Friday night in the Conference Center Niagara in Seneca Niagara Casino.

Wearing only University of Massachusetts sweats and sitting in an armchair, Bill Cosby simply entertained a nearly sold-out show Friday night in the Seneca Niagara Casino's Conference Center Niagara with his storytelling brand of comedy.

In the documentary "Comedian," such popular stars as Jerry Seinfeld and Chris Rock marveled at Cosby's ability to hold the attention of the audience for long periods of time.

Cosby did exactly that Friday night, appearing without any opening acts and enthralling the crowd for two hours.

Cosby's material often reflects on his family life and his relationship with his wife, parents and children. Much of his performance focused on that, but as Cosby notes, "Some of it is autobiographical, and some of it is auto-lying."

On the husband's role in marriage: "We've all learned to look the other way, keep your mouth shut and hope you don't get picked off."

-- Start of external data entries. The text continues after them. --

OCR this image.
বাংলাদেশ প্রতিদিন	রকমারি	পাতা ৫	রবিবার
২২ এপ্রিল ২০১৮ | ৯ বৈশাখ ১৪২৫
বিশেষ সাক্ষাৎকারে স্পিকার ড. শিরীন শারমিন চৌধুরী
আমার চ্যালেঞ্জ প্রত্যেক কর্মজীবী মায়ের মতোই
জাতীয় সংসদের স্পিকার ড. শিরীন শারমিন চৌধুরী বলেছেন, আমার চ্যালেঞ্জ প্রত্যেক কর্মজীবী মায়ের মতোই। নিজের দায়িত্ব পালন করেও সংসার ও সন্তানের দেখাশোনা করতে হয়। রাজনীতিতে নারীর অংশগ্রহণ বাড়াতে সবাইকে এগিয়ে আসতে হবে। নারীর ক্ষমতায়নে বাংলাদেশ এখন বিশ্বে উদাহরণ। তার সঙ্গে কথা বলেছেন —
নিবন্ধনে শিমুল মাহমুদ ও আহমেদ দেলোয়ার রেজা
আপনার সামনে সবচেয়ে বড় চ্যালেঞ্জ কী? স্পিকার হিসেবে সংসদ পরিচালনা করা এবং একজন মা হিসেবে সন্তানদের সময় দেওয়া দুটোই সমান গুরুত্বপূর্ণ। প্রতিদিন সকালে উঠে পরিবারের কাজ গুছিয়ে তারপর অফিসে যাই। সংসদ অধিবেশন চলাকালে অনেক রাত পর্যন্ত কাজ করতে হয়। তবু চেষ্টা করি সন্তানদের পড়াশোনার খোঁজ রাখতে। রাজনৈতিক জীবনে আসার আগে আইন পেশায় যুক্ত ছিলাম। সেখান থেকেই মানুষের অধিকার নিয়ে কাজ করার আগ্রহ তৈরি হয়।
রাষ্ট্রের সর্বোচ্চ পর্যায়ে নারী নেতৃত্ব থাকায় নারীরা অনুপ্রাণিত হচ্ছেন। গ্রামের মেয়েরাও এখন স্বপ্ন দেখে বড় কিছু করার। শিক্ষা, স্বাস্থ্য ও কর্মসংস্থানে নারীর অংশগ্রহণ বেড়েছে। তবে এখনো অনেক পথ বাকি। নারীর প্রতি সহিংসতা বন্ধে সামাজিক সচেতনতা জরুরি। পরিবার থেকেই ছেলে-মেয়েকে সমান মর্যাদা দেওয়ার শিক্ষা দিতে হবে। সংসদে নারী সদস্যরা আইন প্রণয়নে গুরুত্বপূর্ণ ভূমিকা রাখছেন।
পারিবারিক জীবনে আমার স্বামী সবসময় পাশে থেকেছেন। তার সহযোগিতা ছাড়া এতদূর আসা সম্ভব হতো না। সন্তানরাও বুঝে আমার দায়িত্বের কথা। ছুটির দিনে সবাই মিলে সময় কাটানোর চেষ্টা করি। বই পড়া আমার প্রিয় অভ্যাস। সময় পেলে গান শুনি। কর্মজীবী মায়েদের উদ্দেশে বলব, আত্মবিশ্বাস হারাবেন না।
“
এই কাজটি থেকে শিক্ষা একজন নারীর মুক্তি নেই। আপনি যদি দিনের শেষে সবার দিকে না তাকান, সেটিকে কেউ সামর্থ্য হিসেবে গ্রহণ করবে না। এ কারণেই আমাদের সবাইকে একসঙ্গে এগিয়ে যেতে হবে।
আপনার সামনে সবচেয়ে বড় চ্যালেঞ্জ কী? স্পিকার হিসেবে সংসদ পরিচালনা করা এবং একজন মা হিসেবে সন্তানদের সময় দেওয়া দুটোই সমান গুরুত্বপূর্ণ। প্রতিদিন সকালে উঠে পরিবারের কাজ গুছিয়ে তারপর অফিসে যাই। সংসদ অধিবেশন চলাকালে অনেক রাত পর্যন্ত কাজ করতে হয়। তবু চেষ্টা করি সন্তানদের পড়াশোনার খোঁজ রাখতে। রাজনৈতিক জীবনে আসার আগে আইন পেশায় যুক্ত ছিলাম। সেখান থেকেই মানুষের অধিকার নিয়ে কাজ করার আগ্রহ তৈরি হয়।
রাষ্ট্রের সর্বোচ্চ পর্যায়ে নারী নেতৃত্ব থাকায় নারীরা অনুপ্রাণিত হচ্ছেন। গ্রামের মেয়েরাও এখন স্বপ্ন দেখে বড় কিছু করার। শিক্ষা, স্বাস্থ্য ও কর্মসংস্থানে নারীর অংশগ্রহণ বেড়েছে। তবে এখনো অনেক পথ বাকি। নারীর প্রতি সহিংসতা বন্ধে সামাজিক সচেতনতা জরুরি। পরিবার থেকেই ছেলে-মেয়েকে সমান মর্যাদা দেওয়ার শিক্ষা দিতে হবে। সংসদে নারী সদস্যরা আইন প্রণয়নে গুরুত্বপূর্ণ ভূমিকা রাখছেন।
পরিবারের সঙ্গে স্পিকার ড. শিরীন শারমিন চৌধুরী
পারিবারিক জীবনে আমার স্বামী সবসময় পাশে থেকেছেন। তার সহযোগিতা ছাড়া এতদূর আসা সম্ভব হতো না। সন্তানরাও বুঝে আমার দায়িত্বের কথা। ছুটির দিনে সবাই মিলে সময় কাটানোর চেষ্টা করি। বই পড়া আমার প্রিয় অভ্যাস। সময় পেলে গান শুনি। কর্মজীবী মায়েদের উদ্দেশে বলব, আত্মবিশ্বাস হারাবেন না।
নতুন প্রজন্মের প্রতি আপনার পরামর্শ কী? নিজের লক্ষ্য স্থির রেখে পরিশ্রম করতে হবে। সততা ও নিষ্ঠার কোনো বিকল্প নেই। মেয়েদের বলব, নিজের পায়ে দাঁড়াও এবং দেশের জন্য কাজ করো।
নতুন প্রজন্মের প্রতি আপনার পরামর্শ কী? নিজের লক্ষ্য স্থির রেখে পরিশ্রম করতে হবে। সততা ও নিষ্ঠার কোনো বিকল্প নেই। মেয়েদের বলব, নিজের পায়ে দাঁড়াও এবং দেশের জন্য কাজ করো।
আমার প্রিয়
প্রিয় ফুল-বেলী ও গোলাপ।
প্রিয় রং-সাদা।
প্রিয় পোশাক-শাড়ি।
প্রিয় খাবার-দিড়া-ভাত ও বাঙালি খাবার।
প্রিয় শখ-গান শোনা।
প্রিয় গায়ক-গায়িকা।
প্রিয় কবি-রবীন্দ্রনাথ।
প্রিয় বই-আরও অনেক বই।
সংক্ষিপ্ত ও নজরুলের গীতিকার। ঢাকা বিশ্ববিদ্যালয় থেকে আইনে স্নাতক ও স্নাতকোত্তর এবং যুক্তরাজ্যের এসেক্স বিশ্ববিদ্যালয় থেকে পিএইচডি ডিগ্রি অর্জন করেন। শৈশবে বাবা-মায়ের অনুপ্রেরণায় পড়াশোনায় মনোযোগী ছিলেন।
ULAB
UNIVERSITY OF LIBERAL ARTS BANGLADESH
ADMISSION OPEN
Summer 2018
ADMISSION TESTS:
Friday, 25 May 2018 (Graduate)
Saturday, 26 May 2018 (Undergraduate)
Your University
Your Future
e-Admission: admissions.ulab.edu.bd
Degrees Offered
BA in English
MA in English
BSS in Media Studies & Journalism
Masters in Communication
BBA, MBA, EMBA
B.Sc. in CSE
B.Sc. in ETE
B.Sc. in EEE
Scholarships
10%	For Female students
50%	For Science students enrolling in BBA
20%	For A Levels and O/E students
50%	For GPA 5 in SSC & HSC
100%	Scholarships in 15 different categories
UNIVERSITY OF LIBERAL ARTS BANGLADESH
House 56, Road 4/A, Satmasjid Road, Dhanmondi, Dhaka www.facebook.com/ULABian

On getting older: "There is a time in your life when your wife says, 'Let me drive.' And it gets to the point where all I have to do is remember where we parked."

On maintaining his childhood friendships: "They didn't put up with me thinking, 'This guy's going to be rich, and then we can freeload.' They never asked me to co-sign anything. My children did. You talk about freeloading."

Cosby spent the better part of an hour telling the audience about growing up in Philadelphia in an occasionally rambling yarn that was lean on laughs but long on story.

The main point involved seeing a woman, the subject of a crush when he was 18 years old. But the story diverted to the group of teenage boys he hung around with. Many remain friends. Cosby also talked about his experiences as a drummer in a band and about purchasing and refurbishing the house his mother had worked in years earlier as her new home.

The final 20 minutes had the audience in hysterics, as Cosby returned to his child-raising material, now as a grandfather.

"I am one grandparent that does not want grandchildren over the house," he said. "If grandpoppy wants to see you, he will seek you out."

He recounted the absurdity of one infant's first birthday party, with other 1-year-olds attending and nobody having any idea what's going on. Cosby would sit in one room with other grandfathers, as the men would attempt to top each other about who had the best medication.

"See, this is my insulin," Cosby said of one gentleman. "I can take this syringe through my pant leg, and I can eat anything I want. I can eat four Hershey bars, stick this (needle) in my leg and go to sleep for four hours. His wife comes over and says, 'You idiot, that's because you're in a coma.' "

Cosby left the crowd on a high note by repeating his classic routine about going to the dentist that was made famous in his stand-up film, "Bill Cosby Himself."

"Dentists tell you not to pick your teeth with any sharp metal object. The first thing they grab is an iron hook."